PMS is apparently tries to shore up his "lock-'em-up first, don't ask questions later" base by claiming that the opposition parties are preventing any action on the Cons' criminal justice bills. But CBC sets the record straight as to who's holding up any progress for political gain:
Liberals and New Democrats say the government is playing political games by overloading the justice committee so it appears opposition parties are delaying justice reforms.

Opposition MPs deny they are responsible for stalling the government's planned justice reforms, one of the five pillars of Prime Minister Stephen Harper's election strategy.

Harper has repeatedly accused opposition parties of obstructing the passage of several bills that would change the Criminal Code, including raising the age of sexual consent, setting minimum penalties for gun crimes and making changes to the DNA databank.

With nine justice reform bills currently before Parliament, Harper on Wednesday said they should have been law by now.

"The public supports this. Police and public officials, including people as philosophically distant from us such as the premier of Ontario and the mayor of Toronto, also back these reforms, yet these bills are still stuck at Parliament, bogged down by opposition obstruction," said Harper.

But the Liberals and New Democrats said the government has deliberately overloaded the justice committee as part of a strategy to portray them as soft on crime...

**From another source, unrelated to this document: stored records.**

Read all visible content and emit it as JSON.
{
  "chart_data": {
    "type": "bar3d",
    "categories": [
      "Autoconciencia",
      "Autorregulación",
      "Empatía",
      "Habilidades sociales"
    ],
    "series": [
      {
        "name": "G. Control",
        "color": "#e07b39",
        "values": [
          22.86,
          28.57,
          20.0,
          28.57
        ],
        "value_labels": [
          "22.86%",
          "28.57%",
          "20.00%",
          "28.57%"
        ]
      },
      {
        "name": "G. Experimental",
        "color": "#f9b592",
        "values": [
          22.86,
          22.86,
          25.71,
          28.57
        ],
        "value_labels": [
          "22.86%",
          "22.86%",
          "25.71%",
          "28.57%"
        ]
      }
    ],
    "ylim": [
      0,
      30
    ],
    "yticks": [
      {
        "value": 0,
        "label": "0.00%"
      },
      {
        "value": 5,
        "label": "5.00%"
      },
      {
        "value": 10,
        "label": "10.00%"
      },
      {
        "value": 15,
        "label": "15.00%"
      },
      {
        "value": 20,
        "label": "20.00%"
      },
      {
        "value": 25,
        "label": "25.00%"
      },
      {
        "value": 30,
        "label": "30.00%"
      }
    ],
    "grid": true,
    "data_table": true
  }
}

"Mr. Harper and his government have created this environment where they wanted this logjam, and now they're trying to blame somebody else," said NDP House leader Libby Davies.

Previous governments would have proposed judicial reforms in a single omnibus bill instead of introducing many separate pieces of legislation, said Davies.

The Conservative government, she said, has manufactured the scenario to unfairly blame the opposition for holding up its proposed legislation...

Liberal Justice critic Marlene Jennings said her party supports most of the bills and even offered to fast-track them.

"The DNA identification bill was one of the bills that we said we support, and we would be prepared to get that through the House of Commons quickly," said Jennings. "Well it's only now coming to committee, a year later."
Indeed, there's no good reason why a government with the ability to set the agenda in Parliament would have refused to allow a supposedly high-priority set of bills to make their way through Parliament. And even if the Cons thought their legislation would fail, surely it would benefit them more to secure recorded votes against their plans rather than refusing to get anything done.

Instead, the Cons' greatest fear on criminal law reform (much like the Libs' greatest fear on the environment) seems to be that something will actually get done, thereby eliminating the issue for future campaigning purposes. But with the Cons already seen as "unfair" in their treatment of the opposition, they may be running a serious risk of having that term define their government going into a new election. And if so, then no amount of scaremongering about streets being ruled by gangs and guns will be able to save the Cons' government.